Blisk could be used as your main web browser because it is built on Chromium, which is the same engine that powers Google Chrome browser.
However, Blisk browser is aimed at website developers and blog owners that want to check that their site is compatible with mobile devices. It should be your second browser, not your main one.
More than one browser can be installed on your computer, so no matter whether you are an Edge, Chrome or Firefox fan, add Blisk and use it whenever you want to check that your website is working properly. (Don't have a website? Read Where to start blogging, website building and 11 essential points when choosing web hosting.)
Get started with Blisk browser
Download and install Blisk browser. Afterwards, start Blisk and enter a URL to go to the site you want to view. It could be your own website or you can check out competitors' websites. (You should always check what your competitors are doing.)

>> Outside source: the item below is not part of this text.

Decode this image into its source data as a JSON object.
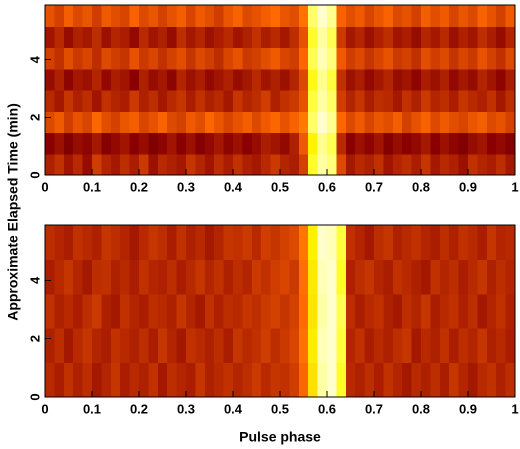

Down the left hand edge of the browser window is a collection of devices, such as iPhones from the iPhone 4 to the 7 Plus, Samsung Galaxy S3 to S7, there is an LG phone and a Google Nexus, and more.
There is also an iPad Air and iPad mini, Google Nexus 7 and 10 tablets. Choose your device!
See your site on a device
Any one of these devices can be clicked to see it emulated in the browser window, as you can see in the screenshot below.
You will see the web page exactly as it would appear on the device. I checked it with my own phones and tablets and it is an accurate display.
Although you will no doubt have a phone and probably a tablet of your own on which you can test your website, you won’t have the range of devices that are available in Blisk.
There are differences from one model of phone to another. The most obvious of these is the screen size and resolution.
One click in the device list and you can see your website on a small iPhone 4 screen, click again and you can see it on a Samsung Galaxy S6 Edge, and so on.
The question is, does your site look OK on every device? If you have never viewed your website on a mobile device, or perhaps devices other than your own phone, you may be surprised by how it looks.
Interact with your site
Blisk browser is a fantastic tool for anyone with a website or blog. The emulated device is fully interactive and you can click anywhere on the mobile screen to simulate taps on the device's screen. Everything works just like the real thing.
If your computer has a touch screen, and several laptops and hybrids do these days, the emulated phone responds to touch.
You can swipe up and down the screen, pinch and spread to zoom out and in, tap buttons, menus and links, adverts are displayed if the site has ads and and so on. (Ads are one of 6 ways to make money from a website or blog.)
The emulated phone or tablet can be switched to landscape mode too.
The main part of the Blisk window shows the desktop version of the web page. You can browse either the desktop or mobile views and both are kept in sync, so you see the same part of the web page as both scroll simultaneously.
There is an auto-refresh option and this monitors the web page for changes to the source file. If you are editing the page remotely on the website or locally on the PC's disk, every change is automatically displayed.
Errors on the page are displayed as notifications, so you can see if there is a problem with the code.
Blisk does not interfere with any browsers that are already installed on the computer. It is free to download and install and if you create a free account, it unlocks some extra features like cloud storage.
Blisk is recommended for anyone with a website or who needs to check websites for compatibility with phones and tablets.